Furthermore, there’s a monetary consequence when contractors detect counterfeit parts in their supply chains. Under the regulation (and the statute that it implements), costs associated with suspect counterfeit parts are unallowable. In other words, the contractor or subcontractor isn’t allowed to pass along the costs related to removing counterfeit parts to the Government. In sum, running a supply chain for many defense contractors has become significantly more risky and expensive since the clause’s inception.


Second DoD Clause Targets the Sources of Electronic Parts.

In August 2016, the DoD issued a second clause (amended in October), DFARS 252.246-7008, “Sources of Electronic Parts (Oct 2016)” that applies to all contracts that involve the supply of electronic parts, regardless of the size of the contract or contractor. That clause includes commercial item contracts, and outlines a new system establishing three categories of parts suppliers, in order of preference.

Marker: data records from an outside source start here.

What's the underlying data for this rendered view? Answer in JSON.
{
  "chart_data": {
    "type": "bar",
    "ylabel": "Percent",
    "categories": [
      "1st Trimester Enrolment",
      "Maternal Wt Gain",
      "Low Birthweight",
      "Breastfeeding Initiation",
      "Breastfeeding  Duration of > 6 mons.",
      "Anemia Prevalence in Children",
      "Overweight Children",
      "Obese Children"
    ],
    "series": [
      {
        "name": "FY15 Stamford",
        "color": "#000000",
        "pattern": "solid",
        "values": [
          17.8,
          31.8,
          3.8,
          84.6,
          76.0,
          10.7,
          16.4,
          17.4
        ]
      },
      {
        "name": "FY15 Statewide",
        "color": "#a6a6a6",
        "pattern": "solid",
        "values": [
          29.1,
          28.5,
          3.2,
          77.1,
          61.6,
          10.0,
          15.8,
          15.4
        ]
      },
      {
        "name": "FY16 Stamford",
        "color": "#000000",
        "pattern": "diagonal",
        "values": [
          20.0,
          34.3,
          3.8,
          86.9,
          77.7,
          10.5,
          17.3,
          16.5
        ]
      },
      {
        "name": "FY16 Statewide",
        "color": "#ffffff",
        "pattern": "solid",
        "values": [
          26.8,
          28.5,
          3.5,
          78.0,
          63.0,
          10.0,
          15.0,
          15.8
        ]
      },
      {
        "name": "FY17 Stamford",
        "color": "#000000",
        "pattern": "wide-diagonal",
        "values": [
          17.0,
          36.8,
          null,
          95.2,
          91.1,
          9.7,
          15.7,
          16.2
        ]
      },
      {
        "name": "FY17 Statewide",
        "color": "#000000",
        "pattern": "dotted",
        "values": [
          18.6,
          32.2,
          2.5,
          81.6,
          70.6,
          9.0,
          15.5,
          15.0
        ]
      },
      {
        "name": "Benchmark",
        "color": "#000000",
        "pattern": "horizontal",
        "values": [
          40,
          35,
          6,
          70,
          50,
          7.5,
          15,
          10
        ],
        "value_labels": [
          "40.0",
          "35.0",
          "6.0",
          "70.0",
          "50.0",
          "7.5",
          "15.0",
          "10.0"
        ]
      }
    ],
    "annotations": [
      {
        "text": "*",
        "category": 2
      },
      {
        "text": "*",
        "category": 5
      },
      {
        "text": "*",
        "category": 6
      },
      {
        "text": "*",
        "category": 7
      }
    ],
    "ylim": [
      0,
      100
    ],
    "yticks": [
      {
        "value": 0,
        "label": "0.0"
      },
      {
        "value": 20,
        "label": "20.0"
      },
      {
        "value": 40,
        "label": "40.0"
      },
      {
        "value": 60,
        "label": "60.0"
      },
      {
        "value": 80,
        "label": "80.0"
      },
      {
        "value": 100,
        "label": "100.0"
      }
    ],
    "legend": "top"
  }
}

If the part is in production (or available from stock), you must get it from a Category 1 supplier. That means an actual manufacturer or an authorized supplier who gets it from the manufacturer. When this isn’t possible, things get a little more challenging in Categories 2 and 3.

Category 2 applies to parts that are out of production or unavailable from the original manufacturer or an authorized aftermarket manufacturer. Under Category 2, you must get the part from a contractor-approved source. The contractor must approve the source using established industry standards and processes. The Contracting Officer, however, has the last say and can review and audit these processes. As such, the clause expands the power of the Government Contracting Officer to review, audit, and approve the processes and suppliers themselves.

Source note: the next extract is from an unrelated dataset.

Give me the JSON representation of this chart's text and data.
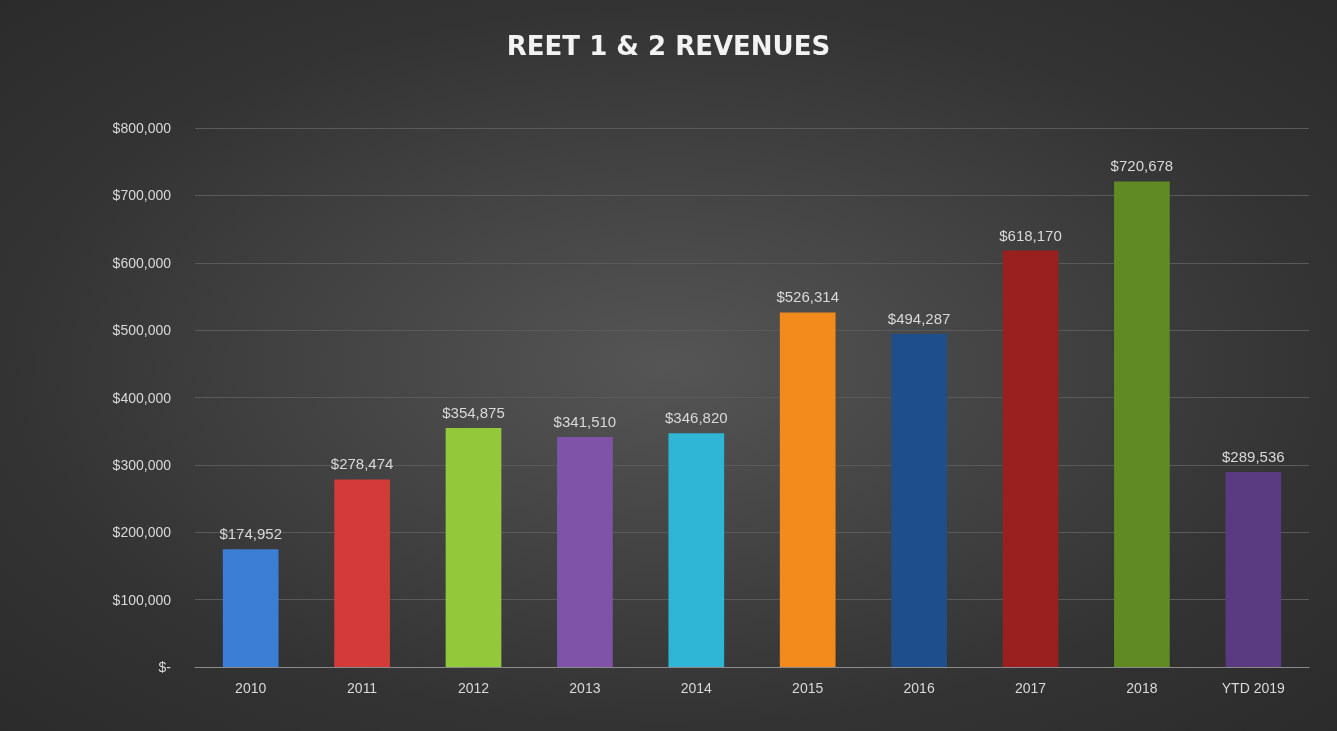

Category 3 is applicable in several instances. First, it applies when parts are not available from Category 1 or Category 2 sources. Next, Category 3 goes into effect if a subcontractor (other than the original manufacturer) refuses to accept the flow down of this clause into the subcontract. Finally, Category 3 is applicable when a contractor can’t confirm that a part is new or unused or hasn’t been comingled with parts that aren’t new and unused. In these circumstances, the contractor must notify the Contracting Officer, and then implement and document an inspection test and authentication process. These measures are, of course, time-consuming and costly.

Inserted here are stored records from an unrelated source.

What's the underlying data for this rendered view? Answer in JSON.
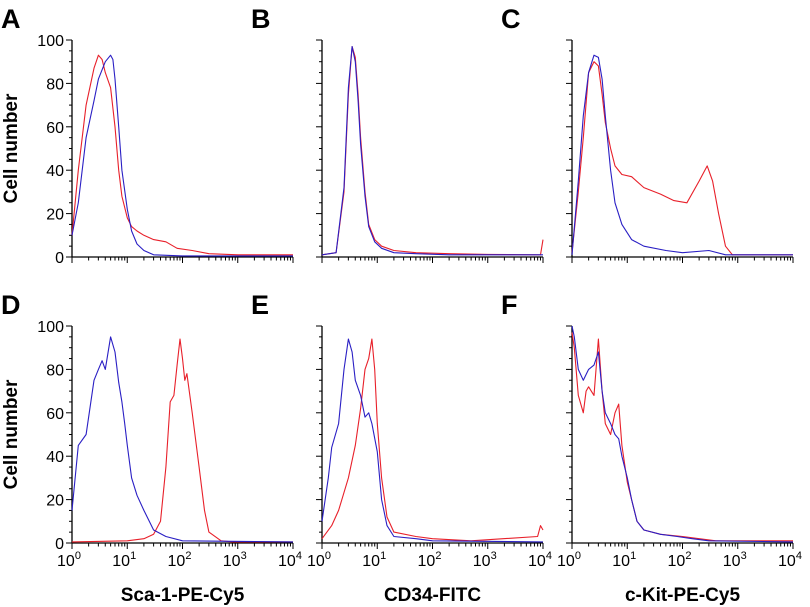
{
  "figure": {
    "shared_ylabel": "Cell number",
    "colors": {
      "red": "#e8202a",
      "blue": "#2a1fc4"
    }
  },
  "chart_data": [
    {
      "panel": "A",
      "type": "line",
      "xscale": "log",
      "xlim": [
        1,
        10000
      ],
      "ylim": [
        0,
        100
      ],
      "yticks": [
        "0",
        "20",
        "40",
        "60",
        "80",
        "100"
      ],
      "xticks": [],
      "xlabel": "",
      "series": [
        {
          "color": "red",
          "points": [
            [
              1,
              10
            ],
            [
              1.3,
              40
            ],
            [
              1.8,
              70
            ],
            [
              2.5,
              87
            ],
            [
              3,
              93
            ],
            [
              3.5,
              91
            ],
            [
              4,
              85
            ],
            [
              5,
              78
            ],
            [
              6,
              60
            ],
            [
              7,
              40
            ],
            [
              8,
              28
            ],
            [
              10,
              18
            ],
            [
              12,
              14
            ],
            [
              15,
              12
            ],
            [
              20,
              10
            ],
            [
              30,
              8
            ],
            [
              50,
              7
            ],
            [
              80,
              4
            ],
            [
              150,
              3
            ],
            [
              300,
              1.5
            ],
            [
              1000,
              1
            ],
            [
              10000,
              1
            ]
          ]
        },
        {
          "color": "blue",
          "points": [
            [
              1,
              10
            ],
            [
              1.3,
              25
            ],
            [
              1.8,
              55
            ],
            [
              2.5,
              72
            ],
            [
              3,
              82
            ],
            [
              4,
              90
            ],
            [
              5,
              93
            ],
            [
              5.5,
              91
            ],
            [
              6,
              82
            ],
            [
              7,
              60
            ],
            [
              8,
              40
            ],
            [
              10,
              22
            ],
            [
              12,
              12
            ],
            [
              15,
              6
            ],
            [
              20,
              3
            ],
            [
              30,
              1
            ],
            [
              100,
              0.5
            ],
            [
              10000,
              0.5
            ]
          ]
        }
      ]
    },
    {
      "panel": "B",
      "type": "line",
      "xscale": "log",
      "xlim": [
        1,
        10000
      ],
      "ylim": [
        0,
        100
      ],
      "yticks": [],
      "xticks": [],
      "xlabel": "",
      "series": [
        {
          "color": "red",
          "points": [
            [
              1,
              1
            ],
            [
              1.8,
              2
            ],
            [
              2.5,
              30
            ],
            [
              3,
              75
            ],
            [
              3.5,
              97
            ],
            [
              4,
              92
            ],
            [
              4.5,
              75
            ],
            [
              5,
              55
            ],
            [
              6,
              30
            ],
            [
              7,
              15
            ],
            [
              9,
              8
            ],
            [
              12,
              5
            ],
            [
              20,
              3
            ],
            [
              50,
              2
            ],
            [
              200,
              1.5
            ],
            [
              1000,
              1.2
            ],
            [
              9000,
              1
            ],
            [
              10000,
              8
            ]
          ]
        },
        {
          "color": "blue",
          "points": [
            [
              1,
              1
            ],
            [
              1.8,
              2
            ],
            [
              2.5,
              32
            ],
            [
              3,
              78
            ],
            [
              3.5,
              97
            ],
            [
              4,
              90
            ],
            [
              4.5,
              72
            ],
            [
              5,
              52
            ],
            [
              6,
              28
            ],
            [
              7,
              14
            ],
            [
              9,
              7
            ],
            [
              12,
              4
            ],
            [
              20,
              2
            ],
            [
              50,
              1.5
            ],
            [
              200,
              1
            ],
            [
              1000,
              1
            ],
            [
              10000,
              1
            ]
          ]
        }
      ]
    },
    {
      "panel": "C",
      "type": "line",
      "xscale": "log",
      "xlim": [
        1,
        10000
      ],
      "ylim": [
        0,
        100
      ],
      "yticks": [],
      "xticks": [],
      "xlabel": "",
      "series": [
        {
          "color": "red",
          "points": [
            [
              1,
              2
            ],
            [
              1.3,
              30
            ],
            [
              1.6,
              55
            ],
            [
              2,
              85
            ],
            [
              2.5,
              90
            ],
            [
              3,
              88
            ],
            [
              3.5,
              75
            ],
            [
              4,
              62
            ],
            [
              5,
              50
            ],
            [
              6,
              42
            ],
            [
              8,
              38
            ],
            [
              12,
              37
            ],
            [
              20,
              32
            ],
            [
              40,
              29
            ],
            [
              70,
              26
            ],
            [
              120,
              25
            ],
            [
              200,
              35
            ],
            [
              280,
              42
            ],
            [
              350,
              35
            ],
            [
              450,
              20
            ],
            [
              600,
              5
            ],
            [
              800,
              1
            ],
            [
              10000,
              1
            ]
          ]
        },
        {
          "color": "blue",
          "points": [
            [
              1,
              1
            ],
            [
              1.3,
              35
            ],
            [
              1.6,
              65
            ],
            [
              2,
              85
            ],
            [
              2.5,
              93
            ],
            [
              3,
              92
            ],
            [
              3.5,
              82
            ],
            [
              4,
              65
            ],
            [
              5,
              40
            ],
            [
              6,
              25
            ],
            [
              8,
              15
            ],
            [
              12,
              8
            ],
            [
              20,
              5
            ],
            [
              50,
              3
            ],
            [
              100,
              2
            ],
            [
              300,
              3
            ],
            [
              600,
              1
            ],
            [
              10000,
              1
            ]
          ]
        }
      ]
    },
    {
      "panel": "D",
      "type": "line",
      "xscale": "log",
      "xlim": [
        1,
        10000
      ],
      "ylim": [
        0,
        100
      ],
      "yticks": [
        "0",
        "20",
        "40",
        "60",
        "80",
        "100"
      ],
      "xticks": [
        "10^0",
        "10^1",
        "10^2",
        "10^3",
        "10^4"
      ],
      "xlabel": "Sca-1-PE-Cy5",
      "series": [
        {
          "color": "red",
          "points": [
            [
              1,
              0.5
            ],
            [
              10,
              1
            ],
            [
              20,
              2
            ],
            [
              30,
              4
            ],
            [
              40,
              10
            ],
            [
              50,
              35
            ],
            [
              60,
              65
            ],
            [
              70,
              68
            ],
            [
              80,
              82
            ],
            [
              90,
              94
            ],
            [
              100,
              85
            ],
            [
              110,
              75
            ],
            [
              120,
              78
            ],
            [
              150,
              60
            ],
            [
              200,
              35
            ],
            [
              250,
              15
            ],
            [
              300,
              5
            ],
            [
              500,
              1
            ],
            [
              800,
              0.5
            ],
            [
              10000,
              0.5
            ]
          ]
        },
        {
          "color": "blue",
          "points": [
            [
              1,
              15
            ],
            [
              1.3,
              45
            ],
            [
              1.8,
              50
            ],
            [
              2.5,
              75
            ],
            [
              3,
              80
            ],
            [
              3.5,
              84
            ],
            [
              4,
              80
            ],
            [
              5,
              95
            ],
            [
              6,
              88
            ],
            [
              7,
              74
            ],
            [
              8,
              65
            ],
            [
              9,
              55
            ],
            [
              10,
              45
            ],
            [
              12,
              30
            ],
            [
              15,
              22
            ],
            [
              20,
              15
            ],
            [
              30,
              6
            ],
            [
              50,
              3
            ],
            [
              100,
              1
            ],
            [
              10000,
              0.5
            ]
          ]
        }
      ]
    },
    {
      "panel": "E",
      "type": "line",
      "xscale": "log",
      "xlim": [
        1,
        10000
      ],
      "ylim": [
        0,
        100
      ],
      "yticks": [],
      "xticks": [
        "10^0",
        "10^1",
        "10^2",
        "10^3",
        "10^4"
      ],
      "xlabel": "CD34-FITC",
      "series": [
        {
          "color": "red",
          "points": [
            [
              1,
              2
            ],
            [
              1.5,
              8
            ],
            [
              2,
              15
            ],
            [
              3,
              30
            ],
            [
              4,
              45
            ],
            [
              5,
              62
            ],
            [
              6,
              80
            ],
            [
              7,
              85
            ],
            [
              8,
              94
            ],
            [
              9,
              80
            ],
            [
              10,
              55
            ],
            [
              12,
              30
            ],
            [
              15,
              12
            ],
            [
              20,
              5
            ],
            [
              50,
              3
            ],
            [
              100,
              2
            ],
            [
              500,
              1
            ],
            [
              8000,
              3
            ],
            [
              9000,
              8
            ],
            [
              10000,
              6
            ]
          ]
        },
        {
          "color": "blue",
          "points": [
            [
              1,
              10
            ],
            [
              1.3,
              30
            ],
            [
              1.5,
              44
            ],
            [
              2,
              55
            ],
            [
              2.5,
              80
            ],
            [
              3,
              94
            ],
            [
              3.5,
              88
            ],
            [
              4,
              75
            ],
            [
              5,
              68
            ],
            [
              6,
              58
            ],
            [
              7,
              60
            ],
            [
              8,
              55
            ],
            [
              10,
              42
            ],
            [
              12,
              20
            ],
            [
              15,
              8
            ],
            [
              20,
              3
            ],
            [
              50,
              2
            ],
            [
              100,
              1
            ],
            [
              10000,
              0.5
            ]
          ]
        }
      ]
    },
    {
      "panel": "F",
      "type": "line",
      "xscale": "log",
      "xlim": [
        1,
        10000
      ],
      "ylim": [
        0,
        100
      ],
      "yticks": [],
      "xticks": [
        "10^0",
        "10^1",
        "10^2",
        "10^3",
        "10^4"
      ],
      "xlabel": "c-Kit-PE-Cy5",
      "series": [
        {
          "color": "red",
          "points": [
            [
              1,
              97
            ],
            [
              1.1,
              90
            ],
            [
              1.3,
              68
            ],
            [
              1.6,
              60
            ],
            [
              1.8,
              70
            ],
            [
              2,
              72
            ],
            [
              2.5,
              68
            ],
            [
              3,
              94
            ],
            [
              3.5,
              70
            ],
            [
              4,
              55
            ],
            [
              5,
              50
            ],
            [
              6,
              60
            ],
            [
              7,
              64
            ],
            [
              8,
              45
            ],
            [
              10,
              28
            ],
            [
              12,
              20
            ],
            [
              15,
              10
            ],
            [
              20,
              6
            ],
            [
              40,
              4
            ],
            [
              100,
              3
            ],
            [
              200,
              2
            ],
            [
              400,
              1
            ],
            [
              10000,
              1
            ]
          ]
        },
        {
          "color": "blue",
          "points": [
            [
              1,
              100
            ],
            [
              1.1,
              95
            ],
            [
              1.3,
              80
            ],
            [
              1.6,
              75
            ],
            [
              2,
              80
            ],
            [
              2.5,
              82
            ],
            [
              3,
              88
            ],
            [
              3.5,
              70
            ],
            [
              4,
              60
            ],
            [
              5,
              55
            ],
            [
              6,
              50
            ],
            [
              7,
              48
            ],
            [
              8,
              40
            ],
            [
              10,
              30
            ],
            [
              12,
              20
            ],
            [
              15,
              10
            ],
            [
              20,
              6
            ],
            [
              40,
              4
            ],
            [
              80,
              3
            ],
            [
              150,
              2
            ],
            [
              300,
              1
            ],
            [
              10000,
              0.5
            ]
          ]
        }
      ]
    }
  ]
}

 And there’s an additional aspect of the more recent clause that’s quite important: the contractor’s obligation in terms of traceability. The contractor must be able to track electronic parts from the original manufacturer all the way to acceptance by the Government. Contractors who can’t do so are required to inspect, test, and authenticate the part in accordance with industry standards, and then provide documentation to the Government. Again, that means more time and more costs for the contractor.


How Contractors Can Come Out on Top

Under both clauses, the process is pretty straightforward for contractors who can use parts directly from the manufacturer or from an authorized source. When that isn’t possible, other sources are permitted, but the clauses do pose a challenge, particularly when traceability is an issue. If you’re in that category, chances are you will have to spend more time and money proving your parts are authentic. The key in both cases is being able to document and legitimize all electronic parts in your supply chain. As we gain experience under these regimes, we may get new rules and refinements of old ones. And the state of the art advances, as counterfeiters get more clever, and industry adapts. So keeping current is key.